Remember, what you’re doing here, is trying to interpret your child’s ‘Tommy language’ as discussed in Day 23 – All behaviour = Communication.

Remember the analogy that if you were in a foreign country who spoke a different language and had different non-verbal communication, you would need to get to know the individuals that were part of this foreign country too because everyone has their unique style of delivering typical language and non-verbal communication too.

And if you were in a foreign country working all this out, you wouldn’t always get it right either. It would take you some time to learn the ins and outs of this culture and the person you are dealing with.

The same is going to be said for your child and autistic traits.

Your trying to work out your child’s ‘Tommy language – the culture, the language, the non-verbal communication and why the behaviour makes sense to him or her as the case may be.’

There will be similarities in how autism is present in a child, and there will be unique ways a child interprets their version of those similarities too.

And you are a detective that’s trying to piece together the evidence that makes sense of the behaviours and then works on helping the child to navigate through life peacefully and happily.

Diarising your child’s behaviour is going to be the first step toward gaining the pieces to this puzzle.


HOW TO PUT TODAY’S LESSON INTO PRACTICE?

Take another look at the blank form from the Week Four Video. Print it out and start filling it in when problematic behaviour that you’re wanting to work on, starts to arise.
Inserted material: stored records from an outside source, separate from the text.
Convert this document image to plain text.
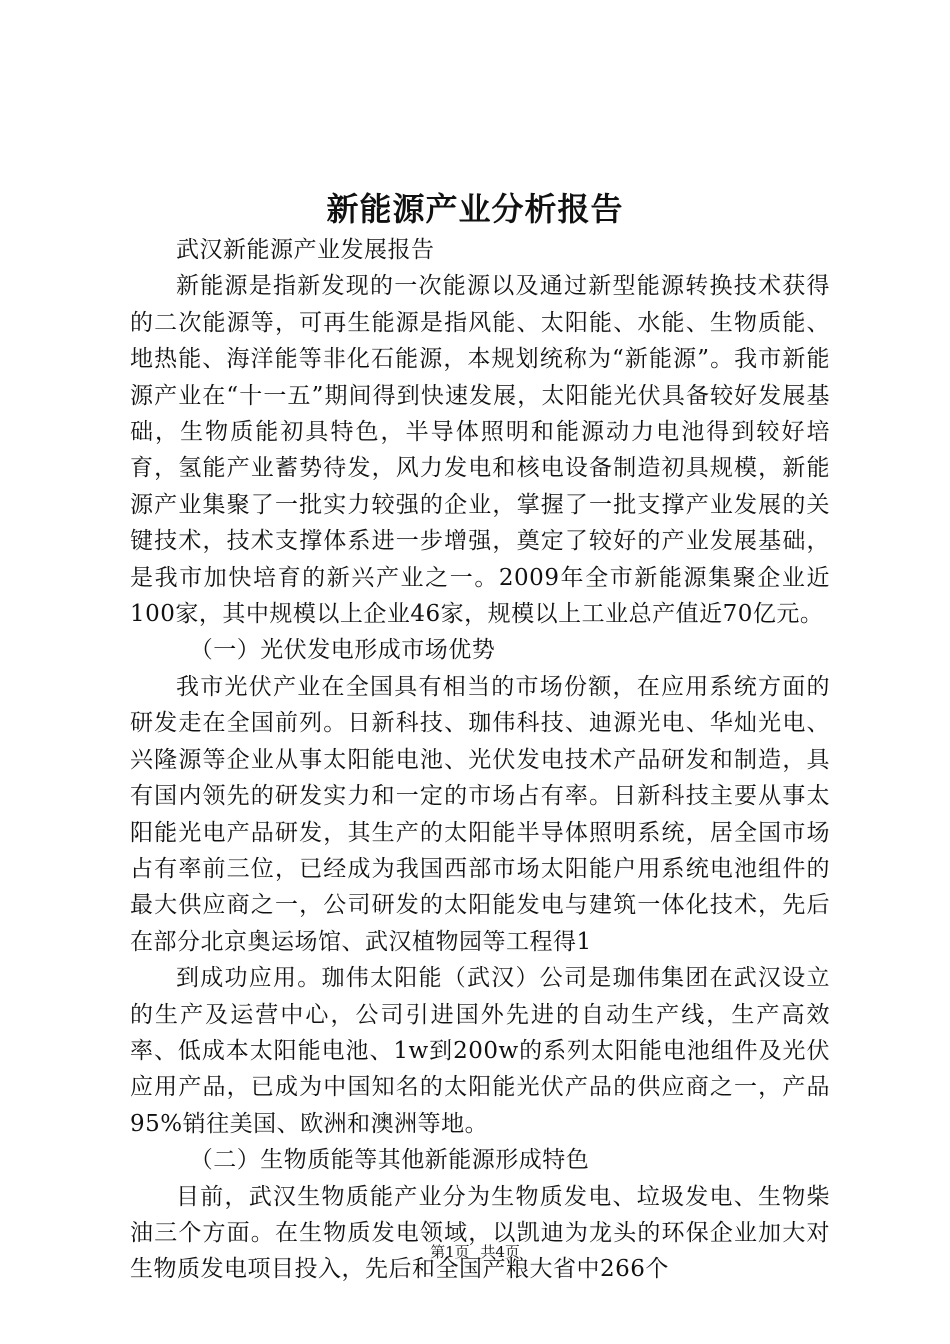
新能源产业分析报告

武汉新能源产业发展报告

新能源是指新发现的一次能源以及通过新型能源转换技术获得的二次能源等，可再生能源是指风能、太阳能、水能、生物质能、地热能、海洋能等非化石能源，本规划统称为“新能源”。我市新能源产业在“十一五”期间得到快速发展，太阳能光伏具备较好发展基础，生物质能初具特色，半导体照明和能源动力电池得到较好培育，氢能产业蓄势待发，风力发电和核电设备制造初具规模，新能源产业集聚了一批实力较强的企业，掌握了一批支撑产业发展的关键技术，技术支撑体系进一步增强，奠定了较好的产业发展基础，是我市加快培育的新兴产业之一。2009年全市新能源集聚企业近100家，其中规模以上企业46家，规模以上工业总产值近70亿元。

（一）光伏发电形成市场优势

我市光伏产业在全国具有相当的市场份额，在应用系统方面的研发走在全国前列。日新科技、珈伟科技、迪源光电、华灿光电、兴隆源等企业从事太阳能电池、光伏发电技术产品研发和制造，具有国内领先的研发实力和一定的市场占有率。日新科技主要从事太阳能光电产品研发，其生产的太阳能半导体照明系统，居全国市场占有率前三位，已经成为我国西部市场太阳能户用系统电池组件的最大供应商之一，公司研发的太阳能发电与建筑一体化技术，先后在部分北京奥运场馆、武汉植物园等工程得1

到成功应用。珈伟太阳能（武汉）公司是珈伟集团在武汉设立的生产及运营中心，公司引进国外先进的自动生产线，生产高效率、低成本太阳能电池、1w到200w的系列太阳能电池组件及光伏应用产品，已成为中国知名的太阳能光伏产品的供应商之一，产品95%销往美国、欧洲和澳洲等地。

（二）生物质能等其他新能源形成特色

目前，武汉生物质能产业分为生物质发电、垃圾发电、生物柴油三个方面。在生物质发电领域，以凯迪为龙头的环保企业加大对生物质发电项目投入，先后和全国产粮大省中266个

第1页 共4页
If you are completely resistant to writing anything down, be sure to stay in observation mode.

Print out this lesson if you need to and highlight some of the key questions and elements you need to start becoming aware of so you can at least start to get into that detective mode as you’re going through your day.

Even by doing this, you help yourself to stay out of survival mode.

When you’re in curiosity mode, the conscious part of the brain is active so you’re not getting emotionally hijacked.

You’re looking for logic and reasoning behind your child’s behaviour and that focus is going to help you to stay out of that pit of shit and get valuable information instead that will help you to implement changes to problematic behaviour.